Polizeischutz bis zum naechsten Ort... wenn das Auto haelt?!

Doch es stellte sich herraus, dass sie uns nur Polizeischutz gewaehren wollten und uns somit fuer die naechsten 20km vorrausfuhren. Gefaehrlich erschien uns dieser Streckenabschnitt jedoch nicht. Natuerlich, die Leute hier leben in einer anderen Welt als die Omanis, vielleicht mit dem selben Familienstammbaum, jedoch mit einer komplett anderen Schulbildung - falls existend - einer anderen Lebensgrundlage und vermutlich auch mit anderer Zukunfsperspektive. Macht dies sie nun gefaehrlich? Wir hoffen nicht.
Wueste und Bergmassive wechselten sich ab zwischendurch ein paar kleine Sandstuerme oder Wind der sich nicht entscheiden konnte aus welcher Richtung er uns vom Toeff pusten wollte. Wir erreichten die ersten beiden Staedte Al Ghaydah und Sayhut. In Sayhut legten wir eine Mittagspause ein und staerkten uns an einer Imbissbude mit Currywurst und Pommes - hae hae reingefallen ;-) - natuerlich mit Reis, Fisch und Ciabatti, auch sehr lecker!

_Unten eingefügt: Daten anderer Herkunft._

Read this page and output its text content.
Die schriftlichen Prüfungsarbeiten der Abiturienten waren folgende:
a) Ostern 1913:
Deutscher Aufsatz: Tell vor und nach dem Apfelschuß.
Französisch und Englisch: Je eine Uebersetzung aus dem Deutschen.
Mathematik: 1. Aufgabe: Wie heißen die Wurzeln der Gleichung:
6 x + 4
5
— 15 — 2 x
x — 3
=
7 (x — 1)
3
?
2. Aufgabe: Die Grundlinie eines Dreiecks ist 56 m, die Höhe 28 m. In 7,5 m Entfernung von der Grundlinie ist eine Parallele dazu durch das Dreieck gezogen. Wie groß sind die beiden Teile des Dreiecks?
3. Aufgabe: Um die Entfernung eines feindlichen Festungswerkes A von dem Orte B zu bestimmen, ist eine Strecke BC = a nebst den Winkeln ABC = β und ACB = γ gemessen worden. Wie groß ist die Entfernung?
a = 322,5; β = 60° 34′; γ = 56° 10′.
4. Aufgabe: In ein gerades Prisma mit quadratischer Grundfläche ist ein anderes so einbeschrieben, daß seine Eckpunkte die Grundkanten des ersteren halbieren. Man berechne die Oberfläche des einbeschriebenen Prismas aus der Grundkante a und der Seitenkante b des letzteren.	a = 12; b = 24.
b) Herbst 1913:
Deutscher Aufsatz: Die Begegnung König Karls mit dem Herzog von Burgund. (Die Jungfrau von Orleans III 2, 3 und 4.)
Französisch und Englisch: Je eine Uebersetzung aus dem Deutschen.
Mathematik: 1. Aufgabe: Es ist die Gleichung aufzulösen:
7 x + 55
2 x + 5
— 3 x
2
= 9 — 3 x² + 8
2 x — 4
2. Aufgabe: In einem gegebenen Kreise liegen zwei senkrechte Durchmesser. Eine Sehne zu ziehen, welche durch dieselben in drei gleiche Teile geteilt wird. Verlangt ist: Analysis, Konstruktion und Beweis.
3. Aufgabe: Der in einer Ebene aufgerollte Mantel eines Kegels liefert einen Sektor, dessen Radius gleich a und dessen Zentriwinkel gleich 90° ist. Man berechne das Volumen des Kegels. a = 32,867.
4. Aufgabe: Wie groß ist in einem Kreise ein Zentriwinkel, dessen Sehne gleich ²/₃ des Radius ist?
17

Beim Abstellen des Motorrades waren wir urploetzlich umgeben von einer Horde bettelnder Kinder. Sie fragen uns nach Essen und wir errinnerten uns an die Flasche Kamelmilch, die wir ihnen gerne gaben. Ganz gluecklich und dankend waren sie genauso schnell verschwunden wie sie gekommen waren.
Imad ein Fahrer eines Beauftragten der EU fuer Fischerei sprach ganz gut Englisch und fragte uns die normalen Dinge... Es stellte sich jedoch bald hinaus, dass wir das gleiche Tagesziel hatten und wir auch als Konvoi weiterfahren koennen. Gesagt getan, in rasender Geschwindigkeit ging es weiter Richtung Al Mukalla. Die kritischen Blicke und Fragen der Polizei- und Militaerkontrollen hat er mit seinem frechen Mundwerk in fliessendem Arabisch so abgewehrt, dass wir einfach durchfahren konnten. Kurz vor Einbruch der Dunkelheit und erschoepft von 650km Fahrt goennten wir uns ein richtiges Hotel an der Touristencorniche, knapp 6km vom Stadtzentrum entfernt.
Morgen werden wir uns als faule Touristen ausruhen und die Stadt erkunden.